After the trips we talked about how much fun we had and how great it would be to take a trip to Europe for real.  Other than layovers during flights Marshall has never been, and I hadn’t been since I was a kid. So we decided that for our 25th anniversary we would go. We figured 3 years was enough time to plan, and save, and make it happen.

But fate stopped us in our tracks. My world was thrown into a tailspin and any plans we may have had were tossed out the window. Every trip we took over the next couple years revolved around what was going on with our families.

Finally this summer came along. We didn’t have any place we felt like we NEEDED to be. Nothing that we HAD to do. I hesitated to plan anything though. I didn’t want to tempt fate when things were quieting down. So, I planned a short camping trip. That didn’t really count right. Fate could give us that. And it did. The trip was fun, and relaxing, and everything a camping trip should be.

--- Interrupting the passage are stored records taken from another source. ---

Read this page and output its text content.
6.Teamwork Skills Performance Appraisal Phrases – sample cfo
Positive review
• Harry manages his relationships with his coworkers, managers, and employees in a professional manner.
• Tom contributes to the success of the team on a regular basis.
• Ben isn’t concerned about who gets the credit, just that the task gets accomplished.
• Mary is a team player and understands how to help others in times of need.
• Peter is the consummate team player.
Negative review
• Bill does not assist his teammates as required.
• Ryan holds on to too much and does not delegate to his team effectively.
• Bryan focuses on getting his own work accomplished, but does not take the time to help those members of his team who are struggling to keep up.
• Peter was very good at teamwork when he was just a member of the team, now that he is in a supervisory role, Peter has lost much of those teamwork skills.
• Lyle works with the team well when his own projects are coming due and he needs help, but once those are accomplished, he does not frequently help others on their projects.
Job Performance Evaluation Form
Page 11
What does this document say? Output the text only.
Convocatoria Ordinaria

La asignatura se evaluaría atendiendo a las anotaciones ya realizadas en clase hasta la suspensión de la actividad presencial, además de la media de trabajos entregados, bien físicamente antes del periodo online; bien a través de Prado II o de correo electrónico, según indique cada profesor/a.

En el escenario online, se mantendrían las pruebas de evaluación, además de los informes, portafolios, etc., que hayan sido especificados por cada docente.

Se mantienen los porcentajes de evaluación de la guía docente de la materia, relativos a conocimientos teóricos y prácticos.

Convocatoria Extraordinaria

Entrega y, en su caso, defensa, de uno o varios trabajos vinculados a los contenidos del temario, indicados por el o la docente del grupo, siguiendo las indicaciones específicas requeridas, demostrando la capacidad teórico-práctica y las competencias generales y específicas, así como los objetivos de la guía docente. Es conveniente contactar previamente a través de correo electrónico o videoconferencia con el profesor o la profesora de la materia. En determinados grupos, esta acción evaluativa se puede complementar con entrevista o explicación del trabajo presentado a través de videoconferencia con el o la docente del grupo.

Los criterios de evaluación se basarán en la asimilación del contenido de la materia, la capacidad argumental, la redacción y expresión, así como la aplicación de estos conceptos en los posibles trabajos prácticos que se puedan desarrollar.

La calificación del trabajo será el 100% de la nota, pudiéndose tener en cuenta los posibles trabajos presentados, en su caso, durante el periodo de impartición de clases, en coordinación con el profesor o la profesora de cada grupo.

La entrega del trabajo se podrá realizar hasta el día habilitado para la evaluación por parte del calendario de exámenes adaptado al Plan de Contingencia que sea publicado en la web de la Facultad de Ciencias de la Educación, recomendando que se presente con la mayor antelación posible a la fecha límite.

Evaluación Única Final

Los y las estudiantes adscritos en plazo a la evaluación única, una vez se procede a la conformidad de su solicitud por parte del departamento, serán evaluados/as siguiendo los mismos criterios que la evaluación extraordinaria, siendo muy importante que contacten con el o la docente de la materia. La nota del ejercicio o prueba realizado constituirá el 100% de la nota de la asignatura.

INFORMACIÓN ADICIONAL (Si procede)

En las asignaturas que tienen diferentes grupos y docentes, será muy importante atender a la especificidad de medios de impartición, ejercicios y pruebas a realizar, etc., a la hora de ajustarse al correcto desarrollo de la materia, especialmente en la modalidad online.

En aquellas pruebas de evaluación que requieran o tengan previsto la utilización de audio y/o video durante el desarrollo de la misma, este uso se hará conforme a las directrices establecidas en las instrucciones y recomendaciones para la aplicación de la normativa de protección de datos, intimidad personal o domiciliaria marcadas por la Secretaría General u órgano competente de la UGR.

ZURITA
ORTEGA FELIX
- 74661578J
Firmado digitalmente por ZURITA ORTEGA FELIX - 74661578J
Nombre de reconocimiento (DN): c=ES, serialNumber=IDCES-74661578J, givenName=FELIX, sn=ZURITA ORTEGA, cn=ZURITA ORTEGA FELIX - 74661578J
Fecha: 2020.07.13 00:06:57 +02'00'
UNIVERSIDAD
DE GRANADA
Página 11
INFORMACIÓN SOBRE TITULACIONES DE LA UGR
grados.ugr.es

Then, out of the blue, fate handed us another gift. A friend had booked an extra room at a beach resort. They didn’t need the room any longer and were wondering if we would be interested in taking it. I hesitated. This wouldn’t be a 3 day trip just a couple of hours from home. This was a full week, 8 hours from home. This involved actual planning, requesting days off, spending money we hadn’t planned on spending, and being at the beach. Something I wasn’t sure I would be emotionally ready for.

I hemmed and hawed. Marshall wasn’t sure he could get the time off. My boss was traveling and might not respond in time. Then Marshall’s request was denied. He said we should go without him but I still wasn’t sure. When another friend was interested in taking the room I decided to let it go. There would be other years. Strangely, fate stepped in again. Marshall’s boss changed his mind. My boss approved my request from the road. The friend who I thought I had passed to hadn’t realized I had passed and wasn’t ready to say yes herself. The room was ours if we wanted it. So I said yes.

So here we are, just about a month away from our 25th anniversary. There will be no trip to Europe. No leaving the kids with my parents while we jet off to the other side of the world. But there will be a beach trip. And while we won’t have Paris, or Venice, we will find quiet time together after the kids pass out for the day. Who knows, maybe there will even be a Denny’s near by for some take out for two.